After thorough analysis of the report, the rapporteur highlighted passages in which the official expert said that the complaining, currently with 46 years old, It has limited capacity to perform physical exertion, manually loading and lifting, perform movements and repetitive motion with their arms, concluding that the failure reaches the percentage of 75% for the upper body. Besides that, he stressed the completion of the orthopedic doctor that there would be no cure for the disease aggravated by service, due to the degenerative nature, but only control through physiotherapy sessions.

In this context, the judge pointed out that the emergence of pathology linked to the provision of service or even the aggravation of some pre-existing condition, depending on the working environment, It is the responsibility of the employer field. Emphasizing the company's obligation to take preventive measures on health and safety in the workplace in accordance with Article 157 CLT, he said, in this case, no evidence was produced in the record to show that the defendant would have been diligent about such an undertaking.

“Therefore, characterized causation and diseases concausalidade between the author and the work developed by it, as well as the defendant's fault, there is no doubt that the damage remains evident”, He argued in his vote, manifesting the reform of the trial of origin to increase the compensation for moral damages and also recognize the responsibility of the defendant for the payment of compensation for property damage, considering that the author had his capacity for work reduced 75%.

By fixing the indemnity values, the rapporteur considered partially disabled, The limitations described in the report, service time, and the principles of reasonableness and proportionality to increase to R $ 20 thou moral damage and fix, in equal value, compensation for property damage.
Still subject to appeal against the decision of the Second Panel.

Controversy origin

In April 2016, labor action filed author requesting the payment of R $ 513.766,18 the compensation for moral and material damages from diseases of the upper limbs, cervical spine and left knee that would be related to their professional activities.
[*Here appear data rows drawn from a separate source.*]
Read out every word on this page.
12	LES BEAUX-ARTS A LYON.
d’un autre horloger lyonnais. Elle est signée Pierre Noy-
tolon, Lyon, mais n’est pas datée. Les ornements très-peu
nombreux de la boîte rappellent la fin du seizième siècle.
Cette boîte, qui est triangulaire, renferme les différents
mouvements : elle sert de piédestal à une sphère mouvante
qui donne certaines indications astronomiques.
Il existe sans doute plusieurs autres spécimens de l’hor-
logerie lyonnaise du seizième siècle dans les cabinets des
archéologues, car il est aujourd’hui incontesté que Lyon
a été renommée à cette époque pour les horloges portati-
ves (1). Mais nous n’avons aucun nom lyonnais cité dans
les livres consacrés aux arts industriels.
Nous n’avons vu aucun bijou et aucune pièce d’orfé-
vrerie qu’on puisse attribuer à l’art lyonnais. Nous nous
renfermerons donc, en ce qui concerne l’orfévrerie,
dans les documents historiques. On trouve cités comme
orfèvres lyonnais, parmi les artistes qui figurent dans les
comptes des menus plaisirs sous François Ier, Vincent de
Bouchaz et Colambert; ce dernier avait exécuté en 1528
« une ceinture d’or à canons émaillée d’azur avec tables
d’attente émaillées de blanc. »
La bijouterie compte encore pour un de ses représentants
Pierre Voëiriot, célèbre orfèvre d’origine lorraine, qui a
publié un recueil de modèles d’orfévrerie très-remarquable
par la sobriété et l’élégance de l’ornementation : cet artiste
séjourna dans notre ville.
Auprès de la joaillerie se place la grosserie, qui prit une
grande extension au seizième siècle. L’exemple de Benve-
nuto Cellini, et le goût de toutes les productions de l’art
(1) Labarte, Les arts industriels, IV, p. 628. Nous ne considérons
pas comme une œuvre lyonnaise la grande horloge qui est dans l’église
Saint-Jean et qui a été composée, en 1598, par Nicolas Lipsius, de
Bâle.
According to the application, she was hired in September 1999 by Philips company Amazon Electronics Industry Ltd.. to exert the production operator function, transferred to TP Vision Electronics Ltd.. in April 2012 and again transferred to the Envision Industry Electronic Products Ltd.. in September 2013, company with which still retains the employment relationship.

The complainant claimed that, over employment contract, fulfilled day from Monday to Saturday, from 7am to 17h24 with an hour break, by salary of $ 1.137,96 and that, on account of the activities performed, with poor posture, long hours, Greetings goals, physical effort, repetitive movements have begun to feel, no end of 2002, severe pain and swelling in the shoulder, handles, elbows, left knee and column, hindering the delivery of service. To prove their claims, she joined examinations and medical reports, and said periods of clearance by the code pension 91 (Accident-Aid).

Due to the nature of the dispute, the substitute judge Vitor Graciano de Souza Maffia, the 19th of Manaus Labor Court, determined performing medical expertise, noting the existence of links of cause and concausa.

Based on expert opinion, the magistrate dismissed the claims in part and ordered the company to pay compensation for moral damages equivalent to four times the compensation the author, R $ 4.551,84.